DEVELOPING  & FUTURE PROJECTS

            Immediate goals include expanding the study on iterative evolution of herbivory toward all of Archosauria across the entire Mesozoic, a project for which I am seeking NSF support. Many of the herbivorous adaptations seen in coelurosaurs occur throughout Mesozoic archosaurs, allowing for a more comprehensive understanding of the evolution of this key trophic habit and its relation to floral evolution and major geologic events.

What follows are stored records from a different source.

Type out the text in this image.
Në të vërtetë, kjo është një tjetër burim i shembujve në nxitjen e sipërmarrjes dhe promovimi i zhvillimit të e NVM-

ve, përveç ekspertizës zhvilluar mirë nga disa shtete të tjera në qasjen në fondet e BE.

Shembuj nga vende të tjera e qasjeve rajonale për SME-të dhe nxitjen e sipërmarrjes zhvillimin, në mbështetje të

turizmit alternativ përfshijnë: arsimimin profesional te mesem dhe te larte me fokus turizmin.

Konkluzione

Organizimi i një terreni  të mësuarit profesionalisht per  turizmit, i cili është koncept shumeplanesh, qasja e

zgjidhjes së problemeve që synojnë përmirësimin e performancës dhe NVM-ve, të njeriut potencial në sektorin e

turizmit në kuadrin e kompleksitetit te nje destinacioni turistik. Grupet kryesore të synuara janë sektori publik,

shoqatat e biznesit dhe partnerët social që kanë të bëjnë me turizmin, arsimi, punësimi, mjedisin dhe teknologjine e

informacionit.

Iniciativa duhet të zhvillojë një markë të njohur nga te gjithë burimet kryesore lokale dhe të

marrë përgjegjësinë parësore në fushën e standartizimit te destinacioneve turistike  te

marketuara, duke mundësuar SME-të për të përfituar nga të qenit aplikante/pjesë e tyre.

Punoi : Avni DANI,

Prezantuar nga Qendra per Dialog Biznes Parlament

            Another developing project for the near future is to examine the function of the ceratopsian frill, an expanded bony collar that projects from the back of the skull in all but the most primitive ceratopsians and contributes to these animals having the largest skulls of any terrestrial vertebrates. This structure has traditionally been interpreted either as a frame for expanded muscle insertion for powering the beak and dental batteries or as a display structure. My research on basal ceratopsians suggests it may have originated for one function and later been co-opted for display, but our understanding of potential function is restricted to descriptive analyses of anatomy. I am developing s joint  project  (with Paul Gignac and Laura Porro) to investigate the potential functionality of the ceratopsian frill through comparative analyses of anatomy in living taxa with analogous structures (chameleons, turtles) as well as through Finite Element Modeling of the frill throughout ceratopsian evolution and ontogeny for CT-scans of well-sampled growth series. This combination of techniques and incorporation of data from ontogeny to look at changes in function through life history represent a new paradigm for dinosaur paleontology.

                     As a paleontologist, I have a strong interest in bridging the biological and geological aspects of my research. I recently developed a cladistic method that can chronologically order paleobiotas by using the temporal information inherent to rooted cladograms of groups that transcend these biotas. Future work will focus on expanding the method to take advantage of parameters such as sample size and sampling intensity to help overcome problems caused by gaps in the fossil record. An incomplete fossil record may also affect historical biogeographic analyses. Recently proposed time-slicing methods seek to avoid overprinting of different biogeographic patterns by limiting analysis to taxa that were present in that particular time-slice.  Although effective, these methods ignore informative biogeographic data from taxa that postdate the time slice, but whose presence is implied by phylogeny. Together with a student, I am working on an alternative time-slicing approach that takes such information into account but down-weights it according ghost lineage length. We are testing this on several datasets and hope to evaluate the method in the near future.